As big data becomes ubiquitous across domains, and more and more stakeholders aspire to make the most of their data, demand for machine learning tools has spurred researchers to explore the possibilities of automated machine learning (AutoML). AutoML tools aim to make machine learning accessible for non-machine learning experts (domain experts), to improve the efficiency of machine learning, and to accelerate machine learning research. But although automation and efficiency are among AutoML’s main selling points, the process still requires human involvement at a number of vital steps, including understanding the attributes of domain-specific data, defining prediction problems, creating a suitable training dataset, and selecting a promising machine learning technique. These steps often require a prolonged back-and-forth that makes this process inefficient for domain experts and data scientists alike and keeps so-called AutoML systems from being truly automatic. In this review article, we introduce a new classification system for AutoML systems, using a seven-tiered schematic to distinguish these systems based on their level of autonomy.
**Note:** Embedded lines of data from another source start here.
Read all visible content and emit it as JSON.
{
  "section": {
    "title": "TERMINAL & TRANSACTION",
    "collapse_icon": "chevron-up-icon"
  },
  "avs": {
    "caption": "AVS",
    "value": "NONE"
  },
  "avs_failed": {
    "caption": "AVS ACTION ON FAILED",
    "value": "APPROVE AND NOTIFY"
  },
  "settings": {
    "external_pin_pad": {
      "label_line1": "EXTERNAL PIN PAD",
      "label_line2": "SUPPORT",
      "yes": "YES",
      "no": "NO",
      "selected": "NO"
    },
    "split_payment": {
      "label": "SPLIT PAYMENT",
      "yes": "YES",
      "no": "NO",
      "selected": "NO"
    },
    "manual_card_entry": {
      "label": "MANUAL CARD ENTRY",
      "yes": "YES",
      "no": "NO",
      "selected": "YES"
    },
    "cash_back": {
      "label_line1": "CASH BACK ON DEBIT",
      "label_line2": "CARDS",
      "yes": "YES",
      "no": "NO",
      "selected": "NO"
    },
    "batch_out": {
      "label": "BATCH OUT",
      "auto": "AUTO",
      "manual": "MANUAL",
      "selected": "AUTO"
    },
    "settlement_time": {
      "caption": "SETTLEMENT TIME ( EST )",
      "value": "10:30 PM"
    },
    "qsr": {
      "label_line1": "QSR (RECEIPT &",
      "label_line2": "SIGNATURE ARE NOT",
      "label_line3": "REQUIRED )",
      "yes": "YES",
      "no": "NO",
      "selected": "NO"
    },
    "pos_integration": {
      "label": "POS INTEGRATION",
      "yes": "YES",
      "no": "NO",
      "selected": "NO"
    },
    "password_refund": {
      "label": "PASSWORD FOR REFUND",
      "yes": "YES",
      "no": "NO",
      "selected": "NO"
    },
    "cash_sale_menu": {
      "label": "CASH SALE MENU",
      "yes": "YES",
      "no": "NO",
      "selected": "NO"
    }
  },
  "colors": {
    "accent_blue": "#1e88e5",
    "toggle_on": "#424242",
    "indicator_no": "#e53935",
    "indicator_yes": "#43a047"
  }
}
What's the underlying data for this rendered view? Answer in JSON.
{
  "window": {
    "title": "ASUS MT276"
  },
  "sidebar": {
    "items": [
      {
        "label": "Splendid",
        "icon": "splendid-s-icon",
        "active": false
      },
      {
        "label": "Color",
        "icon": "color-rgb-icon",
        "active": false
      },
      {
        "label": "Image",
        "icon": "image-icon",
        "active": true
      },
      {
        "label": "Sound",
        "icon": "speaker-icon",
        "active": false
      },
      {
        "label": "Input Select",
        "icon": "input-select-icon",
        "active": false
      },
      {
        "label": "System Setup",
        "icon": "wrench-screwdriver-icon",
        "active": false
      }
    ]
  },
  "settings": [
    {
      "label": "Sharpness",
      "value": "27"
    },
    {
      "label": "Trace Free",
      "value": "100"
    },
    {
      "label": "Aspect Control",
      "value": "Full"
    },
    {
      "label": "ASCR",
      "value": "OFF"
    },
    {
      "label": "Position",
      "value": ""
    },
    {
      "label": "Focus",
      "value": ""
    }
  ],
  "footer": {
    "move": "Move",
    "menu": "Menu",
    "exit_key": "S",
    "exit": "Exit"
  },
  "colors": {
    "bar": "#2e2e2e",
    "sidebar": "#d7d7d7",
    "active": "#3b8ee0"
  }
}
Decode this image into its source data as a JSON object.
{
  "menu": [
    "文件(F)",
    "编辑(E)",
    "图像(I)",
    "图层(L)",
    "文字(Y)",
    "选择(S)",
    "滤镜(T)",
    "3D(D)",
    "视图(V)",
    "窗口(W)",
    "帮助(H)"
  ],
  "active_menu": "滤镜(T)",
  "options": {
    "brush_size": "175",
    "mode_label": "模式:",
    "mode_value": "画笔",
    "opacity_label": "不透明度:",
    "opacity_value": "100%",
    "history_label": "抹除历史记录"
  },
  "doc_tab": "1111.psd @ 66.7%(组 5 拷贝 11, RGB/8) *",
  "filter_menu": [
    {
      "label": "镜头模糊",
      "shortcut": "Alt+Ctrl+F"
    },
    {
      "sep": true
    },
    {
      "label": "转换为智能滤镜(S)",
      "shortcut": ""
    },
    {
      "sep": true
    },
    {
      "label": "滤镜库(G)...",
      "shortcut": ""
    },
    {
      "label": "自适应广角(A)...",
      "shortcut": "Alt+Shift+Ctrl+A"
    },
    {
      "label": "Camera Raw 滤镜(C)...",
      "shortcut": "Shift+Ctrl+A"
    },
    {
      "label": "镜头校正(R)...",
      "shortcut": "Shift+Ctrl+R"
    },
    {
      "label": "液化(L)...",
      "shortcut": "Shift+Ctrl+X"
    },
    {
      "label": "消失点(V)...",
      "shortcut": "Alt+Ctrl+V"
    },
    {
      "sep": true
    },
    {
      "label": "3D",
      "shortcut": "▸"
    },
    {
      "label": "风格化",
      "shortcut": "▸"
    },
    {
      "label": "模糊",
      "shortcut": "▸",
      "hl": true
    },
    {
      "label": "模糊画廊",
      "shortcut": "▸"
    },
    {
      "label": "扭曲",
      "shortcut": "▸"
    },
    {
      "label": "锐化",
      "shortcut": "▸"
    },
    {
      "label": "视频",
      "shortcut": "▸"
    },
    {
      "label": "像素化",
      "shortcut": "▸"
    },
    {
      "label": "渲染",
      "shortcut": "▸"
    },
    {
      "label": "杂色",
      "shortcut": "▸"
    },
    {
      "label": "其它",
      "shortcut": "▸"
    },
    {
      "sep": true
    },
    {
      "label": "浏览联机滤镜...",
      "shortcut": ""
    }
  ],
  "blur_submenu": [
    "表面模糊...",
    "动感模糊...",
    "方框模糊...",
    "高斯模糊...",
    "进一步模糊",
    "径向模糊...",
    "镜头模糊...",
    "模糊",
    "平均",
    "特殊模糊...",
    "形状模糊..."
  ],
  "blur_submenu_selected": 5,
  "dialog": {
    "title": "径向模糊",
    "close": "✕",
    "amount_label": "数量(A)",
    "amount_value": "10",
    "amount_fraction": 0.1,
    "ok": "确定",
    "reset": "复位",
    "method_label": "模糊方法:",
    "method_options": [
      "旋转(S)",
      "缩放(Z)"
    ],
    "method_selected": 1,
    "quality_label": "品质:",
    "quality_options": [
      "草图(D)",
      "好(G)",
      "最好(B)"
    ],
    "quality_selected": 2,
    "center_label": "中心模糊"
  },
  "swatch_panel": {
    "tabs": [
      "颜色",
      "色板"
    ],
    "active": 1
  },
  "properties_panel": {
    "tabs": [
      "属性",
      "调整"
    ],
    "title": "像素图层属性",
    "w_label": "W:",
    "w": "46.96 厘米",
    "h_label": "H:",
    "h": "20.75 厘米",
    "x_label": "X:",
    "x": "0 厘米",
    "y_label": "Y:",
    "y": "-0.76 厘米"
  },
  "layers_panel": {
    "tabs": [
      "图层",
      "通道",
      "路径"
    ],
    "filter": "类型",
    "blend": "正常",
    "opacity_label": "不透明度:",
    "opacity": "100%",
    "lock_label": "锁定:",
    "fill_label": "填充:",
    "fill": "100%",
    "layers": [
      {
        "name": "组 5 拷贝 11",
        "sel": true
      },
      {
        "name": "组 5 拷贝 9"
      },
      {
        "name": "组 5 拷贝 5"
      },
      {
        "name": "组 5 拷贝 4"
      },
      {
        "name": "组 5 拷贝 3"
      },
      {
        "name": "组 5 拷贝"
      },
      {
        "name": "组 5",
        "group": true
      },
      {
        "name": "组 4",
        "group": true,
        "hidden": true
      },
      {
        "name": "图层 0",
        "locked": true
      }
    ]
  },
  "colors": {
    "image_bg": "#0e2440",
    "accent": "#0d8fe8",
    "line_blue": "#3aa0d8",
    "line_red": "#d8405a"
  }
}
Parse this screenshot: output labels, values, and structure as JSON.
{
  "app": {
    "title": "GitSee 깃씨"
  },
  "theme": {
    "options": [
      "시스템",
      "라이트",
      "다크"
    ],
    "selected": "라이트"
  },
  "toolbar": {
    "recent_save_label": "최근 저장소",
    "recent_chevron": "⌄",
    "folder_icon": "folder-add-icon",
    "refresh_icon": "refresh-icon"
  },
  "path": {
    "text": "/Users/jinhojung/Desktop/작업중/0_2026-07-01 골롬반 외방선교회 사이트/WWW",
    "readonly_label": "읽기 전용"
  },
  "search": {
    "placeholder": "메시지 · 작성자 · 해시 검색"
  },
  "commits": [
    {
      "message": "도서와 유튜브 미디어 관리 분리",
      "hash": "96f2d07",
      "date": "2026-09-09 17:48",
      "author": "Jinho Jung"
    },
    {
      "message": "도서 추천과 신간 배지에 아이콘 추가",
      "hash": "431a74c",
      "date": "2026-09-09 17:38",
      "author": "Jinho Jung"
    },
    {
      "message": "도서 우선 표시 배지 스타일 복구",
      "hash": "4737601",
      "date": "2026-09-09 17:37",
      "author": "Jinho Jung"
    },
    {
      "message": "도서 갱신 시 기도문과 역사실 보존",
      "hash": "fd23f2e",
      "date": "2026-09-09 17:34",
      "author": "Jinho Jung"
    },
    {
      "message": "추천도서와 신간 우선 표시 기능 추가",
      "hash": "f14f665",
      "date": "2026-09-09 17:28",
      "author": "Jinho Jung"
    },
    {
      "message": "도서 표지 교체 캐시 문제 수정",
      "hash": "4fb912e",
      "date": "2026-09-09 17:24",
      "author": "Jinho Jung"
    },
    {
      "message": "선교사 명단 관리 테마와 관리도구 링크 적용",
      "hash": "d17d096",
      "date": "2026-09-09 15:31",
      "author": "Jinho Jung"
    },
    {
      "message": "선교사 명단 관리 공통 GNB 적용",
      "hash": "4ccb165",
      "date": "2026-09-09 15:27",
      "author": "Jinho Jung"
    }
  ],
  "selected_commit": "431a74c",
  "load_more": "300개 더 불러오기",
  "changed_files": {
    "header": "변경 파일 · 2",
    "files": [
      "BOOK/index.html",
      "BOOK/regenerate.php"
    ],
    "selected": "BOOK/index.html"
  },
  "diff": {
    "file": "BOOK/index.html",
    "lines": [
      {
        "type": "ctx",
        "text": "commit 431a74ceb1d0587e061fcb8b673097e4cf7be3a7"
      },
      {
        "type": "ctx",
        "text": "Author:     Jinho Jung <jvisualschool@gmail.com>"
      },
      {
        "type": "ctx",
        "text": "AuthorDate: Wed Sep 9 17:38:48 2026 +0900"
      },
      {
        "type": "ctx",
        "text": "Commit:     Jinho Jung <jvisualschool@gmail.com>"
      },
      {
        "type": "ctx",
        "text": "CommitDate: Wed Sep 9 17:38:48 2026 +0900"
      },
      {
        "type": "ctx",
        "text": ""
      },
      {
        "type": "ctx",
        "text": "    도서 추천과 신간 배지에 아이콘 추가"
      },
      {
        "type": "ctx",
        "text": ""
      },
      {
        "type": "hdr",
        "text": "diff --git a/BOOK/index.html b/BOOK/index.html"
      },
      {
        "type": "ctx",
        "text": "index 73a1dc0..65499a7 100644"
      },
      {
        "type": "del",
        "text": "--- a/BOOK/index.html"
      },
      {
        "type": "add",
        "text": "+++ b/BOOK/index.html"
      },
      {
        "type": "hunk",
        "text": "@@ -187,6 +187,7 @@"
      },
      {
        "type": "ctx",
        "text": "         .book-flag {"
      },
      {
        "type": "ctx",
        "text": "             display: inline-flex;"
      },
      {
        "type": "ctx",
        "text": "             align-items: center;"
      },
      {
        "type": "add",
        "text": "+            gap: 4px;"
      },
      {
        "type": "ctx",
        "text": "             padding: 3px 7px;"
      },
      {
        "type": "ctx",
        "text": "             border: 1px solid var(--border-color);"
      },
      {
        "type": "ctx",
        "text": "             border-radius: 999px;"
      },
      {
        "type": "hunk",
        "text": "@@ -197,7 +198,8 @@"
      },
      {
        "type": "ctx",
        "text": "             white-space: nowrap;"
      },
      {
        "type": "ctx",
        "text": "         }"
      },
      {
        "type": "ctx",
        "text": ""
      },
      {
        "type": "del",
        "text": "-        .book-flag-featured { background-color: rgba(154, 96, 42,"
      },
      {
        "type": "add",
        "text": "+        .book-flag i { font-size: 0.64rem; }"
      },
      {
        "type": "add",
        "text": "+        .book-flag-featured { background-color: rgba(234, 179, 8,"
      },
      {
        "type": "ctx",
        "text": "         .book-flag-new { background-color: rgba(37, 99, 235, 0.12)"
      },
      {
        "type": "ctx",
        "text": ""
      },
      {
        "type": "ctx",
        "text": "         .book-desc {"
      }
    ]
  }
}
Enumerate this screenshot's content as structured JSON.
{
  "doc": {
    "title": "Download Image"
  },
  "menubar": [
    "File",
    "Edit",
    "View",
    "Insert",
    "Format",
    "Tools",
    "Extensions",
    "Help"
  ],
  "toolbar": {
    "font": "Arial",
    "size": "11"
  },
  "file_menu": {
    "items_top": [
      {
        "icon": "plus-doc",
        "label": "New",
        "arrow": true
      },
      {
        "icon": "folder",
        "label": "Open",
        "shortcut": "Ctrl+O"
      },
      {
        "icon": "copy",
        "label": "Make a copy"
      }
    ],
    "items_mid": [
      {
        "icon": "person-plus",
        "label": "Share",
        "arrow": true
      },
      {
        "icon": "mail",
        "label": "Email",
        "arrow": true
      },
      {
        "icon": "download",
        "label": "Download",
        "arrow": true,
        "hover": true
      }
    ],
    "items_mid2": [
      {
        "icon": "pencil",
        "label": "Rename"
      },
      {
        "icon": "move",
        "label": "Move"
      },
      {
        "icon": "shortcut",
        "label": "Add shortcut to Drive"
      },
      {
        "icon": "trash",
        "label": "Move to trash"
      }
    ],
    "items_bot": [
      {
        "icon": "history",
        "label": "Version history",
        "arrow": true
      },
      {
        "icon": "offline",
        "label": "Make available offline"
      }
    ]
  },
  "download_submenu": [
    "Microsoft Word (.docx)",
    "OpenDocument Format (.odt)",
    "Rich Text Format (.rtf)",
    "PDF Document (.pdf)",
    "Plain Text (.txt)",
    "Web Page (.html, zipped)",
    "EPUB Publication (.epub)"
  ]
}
We begin by describing what an end-to-end machine learning pipeline actually looks like, and which subtasks of the machine learning pipeline have been automated so far. We highlight those subtasks that are still done manually—generally by a data scientist—and explain how this limits domain experts’ access to machine learning. Next, we introduce our novel level-based taxonomy for AutoML systems and define each level according to the scope of automation support provided. Finally, we lay out a roadmap for the future, pinpointing the research required to further automate the end-to-end machine learning pipeline and discussing important challenges that stand in the way of this ambitious goal.